I have to, however, admit that regardless all these benefits that they give me, social media also have some side effects on me. On some days, they take me too much time. On other days, I’m afraid of missing out on what’s happening in the world as well as I’m afraid of missing out on what’s going on with my friends.1 But the worst part is that I’m afraid of all those unread counts: 100 new posts on Twitter and App.net, 70 unread items from the RSS feeds I subscribe to, and another 100 unread count from...insert another social site here. Those unread counts freak me out. They are like some tasks down the street waiting for me to accomplish. The moment when things become tasks is the moment when things become not fun any more.

So I guess it is time for me to do something about my fear. I didn’t find a good way to solve the problem until all of sudden, I realize that I don’t really need most of the information. The earth won’t stand still because I missed that kangaroo news. My friends’ life won’t be messed up because I missed one of their food photos on Instagram. The only thing that I might miss out because I stopped checking the news is probably the chance of missing out some precious real life moments because I’m too busy checking the news. Most of the time, news is irrelevant. This is it. Once I realized this simple truth, solutions are jumping out themselves. Here are things I’ve done so far:

  • Unfollow all the news accounts that I’m not interested in on Twitter.
  • Put people that I’m following on Twitter in different lists, so I don’t feel obligated to read all the unread tweets all at once.
  • Unsubscribe all the news feeds that I’m not interested in in my RSS reader.

These three things were pretty easily done yet they are now working great for me. Now whenever I refresh my RSS reader, no more hundreds of unread items waiting for me but a few things that I actually enjoy reading. So is my Twitter timeline. Nothing big has changed about App.net yet. But that's OK because I just no longer force myself to read everything.

Once again, checking social media becomes something that I’m happy and welling to do without causing me too many troubles.


  1. Update: Apparently, it’s already a thing, FOMO.

Reading for Pleasure

Angus Croll in his How To Read A Book:

Revel in it. Lose yourself in it. Live it.

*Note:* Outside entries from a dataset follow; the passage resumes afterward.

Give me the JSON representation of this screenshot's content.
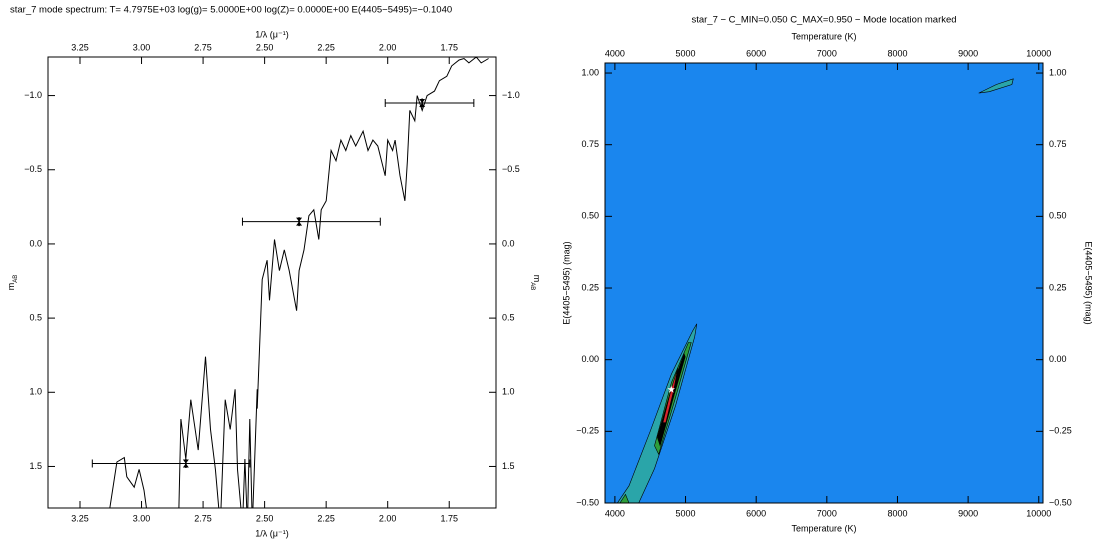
{
  "chart_data": [
    {
      "type": "line",
      "title": "star_7 mode spectrum: T= 4.7975E+03 log(g)= 5.0000E+00 log(Z)= 0.0000E+00 E(4405−5495)=−0.1040",
      "x_label": "1/λ (μ⁻¹)",
      "y_label": {
        "text": "m",
        "sub": "AB"
      },
      "xlim": [
        3.38,
        1.56
      ],
      "ylim": [
        1.78,
        -1.26
      ],
      "xticks": [
        3.25,
        {
          "value": 3.0,
          "label": "3.00"
        },
        2.75,
        {
          "value": 2.5,
          "label": "2.50"
        },
        2.25,
        {
          "value": 2.0,
          "label": "2.00"
        },
        1.75
      ],
      "yticks": [
        {
          "value": -1.0,
          "label": "−1.0"
        },
        {
          "value": -0.5,
          "label": "−0.5"
        },
        {
          "value": 0.0,
          "label": "0.0"
        },
        0.5,
        {
          "value": 1.0,
          "label": "1.0"
        },
        1.5
      ],
      "color": "#000000",
      "x": [
        3.14,
        3.1,
        3.07,
        3.06,
        3.03,
        3.01,
        2.99,
        2.97,
        2.85,
        2.84,
        2.82,
        2.8,
        2.77,
        2.74,
        2.72,
        2.7,
        2.68,
        2.66,
        2.64,
        2.62,
        2.61,
        2.59,
        2.58,
        2.57,
        2.56,
        2.55,
        2.53,
        2.53,
        2.51,
        2.49,
        2.48,
        2.46,
        2.44,
        2.42,
        2.4,
        2.37,
        2.36,
        2.34,
        2.32,
        2.3,
        2.28,
        2.27,
        2.25,
        2.23,
        2.21,
        2.19,
        2.17,
        2.15,
        2.13,
        2.1,
        2.08,
        2.06,
        2.04,
        2.01,
        2.0,
        1.98,
        1.97,
        1.95,
        1.93,
        1.92,
        1.91,
        1.89,
        1.88,
        1.86,
        1.84,
        1.81,
        1.79,
        1.76,
        1.74,
        1.71,
        1.69,
        1.67,
        1.64,
        1.62,
        1.59
      ],
      "values": [
        1.9,
        1.47,
        1.44,
        1.57,
        1.64,
        1.52,
        1.66,
        1.9,
        1.9,
        1.18,
        1.45,
        1.05,
        1.39,
        0.76,
        1.25,
        1.52,
        1.9,
        1.05,
        1.25,
        0.98,
        1.52,
        1.9,
        1.45,
        1.9,
        1.18,
        1.9,
        0.98,
        1.11,
        0.24,
        0.11,
        0.38,
        -0.03,
        0.18,
        0.04,
        0.18,
        0.45,
        0.18,
        0.04,
        -0.19,
        -0.23,
        -0.03,
        -0.23,
        -0.29,
        -0.63,
        -0.56,
        -0.7,
        -0.63,
        -0.73,
        -0.66,
        -0.76,
        -0.63,
        -0.7,
        -0.66,
        -0.46,
        -0.7,
        -0.63,
        -0.7,
        -0.46,
        -0.29,
        -0.56,
        -0.9,
        -0.83,
        -1.0,
        -0.9,
        -1.0,
        -1.03,
        -1.1,
        -1.13,
        -1.2,
        -1.24,
        -1.25,
        -1.22,
        -1.26,
        -1.22,
        -1.25
      ],
      "photometry": {
        "x": [
          2.82,
          2.36,
          1.86
        ],
        "values": [
          1.48,
          -0.15,
          -0.95
        ],
        "x_low": [
          3.2,
          2.59,
          2.01
        ],
        "x_high": [
          2.56,
          2.03,
          1.65
        ],
        "y_err": [
          0.03,
          0.03,
          0.03
        ]
      }
    },
    {
      "type": "contour",
      "title": "star_7 − C_MIN=0.050 C_MAX=0.950 − Mode location marked",
      "x_label": "Temperature (K)",
      "y_label": "E(4405−5495) (mag)",
      "xlim": [
        3860,
        10060
      ],
      "ylim": [
        -0.5,
        1.035
      ],
      "xticks": [
        4000,
        5000,
        6000,
        7000,
        8000,
        9000,
        10000
      ],
      "yticks": [
        {
          "value": -0.5,
          "label": "−0.50"
        },
        {
          "value": -0.25,
          "label": "−0.25"
        },
        {
          "value": 0.0,
          "label": "0.00"
        },
        0.25,
        {
          "value": 0.5,
          "label": "0.50"
        },
        0.75,
        {
          "value": 1.0,
          "label": "1.00"
        }
      ],
      "background_color": "#1a86ee",
      "contours": [
        {
          "color": "#2aa5a9",
          "x": [
            3980,
            4200,
            4500,
            4800,
            5100,
            5160,
            5130,
            4860,
            4560,
            4300,
            4100
          ],
          "y": [
            -0.52,
            -0.44,
            -0.25,
            -0.05,
            0.1,
            0.125,
            0.08,
            -0.16,
            -0.38,
            -0.52,
            -0.55
          ]
        },
        {
          "color": "#2aa5a9",
          "x": [
            9150,
            9400,
            9640,
            9620,
            9300
          ],
          "y": [
            0.93,
            0.96,
            0.98,
            0.96,
            0.935
          ]
        },
        {
          "color": "#2e9e3a",
          "x": [
            4560,
            4800,
            5040,
            5080,
            4850,
            4620
          ],
          "y": [
            -0.3,
            -0.08,
            0.06,
            0.06,
            -0.14,
            -0.33
          ]
        },
        {
          "color": "#2e9e3a",
          "x": [
            4020,
            4150,
            4200,
            4080
          ],
          "y": [
            -0.52,
            -0.47,
            -0.5,
            -0.53
          ]
        },
        {
          "color": "#000000",
          "x": [
            4600,
            4800,
            4980,
            4995,
            4820,
            4640
          ],
          "y": [
            -0.27,
            -0.1,
            0.02,
            0.01,
            -0.14,
            -0.3
          ]
        },
        {
          "color": "#d8262b",
          "x": [
            4680,
            4800,
            4890,
            4830,
            4720
          ],
          "y": [
            -0.22,
            -0.1,
            -0.03,
            -0.11,
            -0.22
          ]
        }
      ],
      "mode": {
        "x": 4797.5,
        "y": -0.104,
        "color": "#ffffff"
      }
    }
  ]
}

Reading for pleasure is something I always remind myself to follow. Pleasure should (as long as it’s not pure academic) always be the primary reason we read books, watch movies, listen to music, and write down words. And apparently, revealing the deep meaning behind or practicing a new language should not.

I Saw Time

When thinking about the concept of time, I usually picture a clock or a timeline in my head. But the fact is, those are only two of many measurements of time. What time exactly is if we stop thinking those measurements for a moment? Can we see it? Can we feel it flying like feel water running around our body? How does it actually move? What does its movement mean? If you try to ask yourself these questions, you might see something amazing (and magical).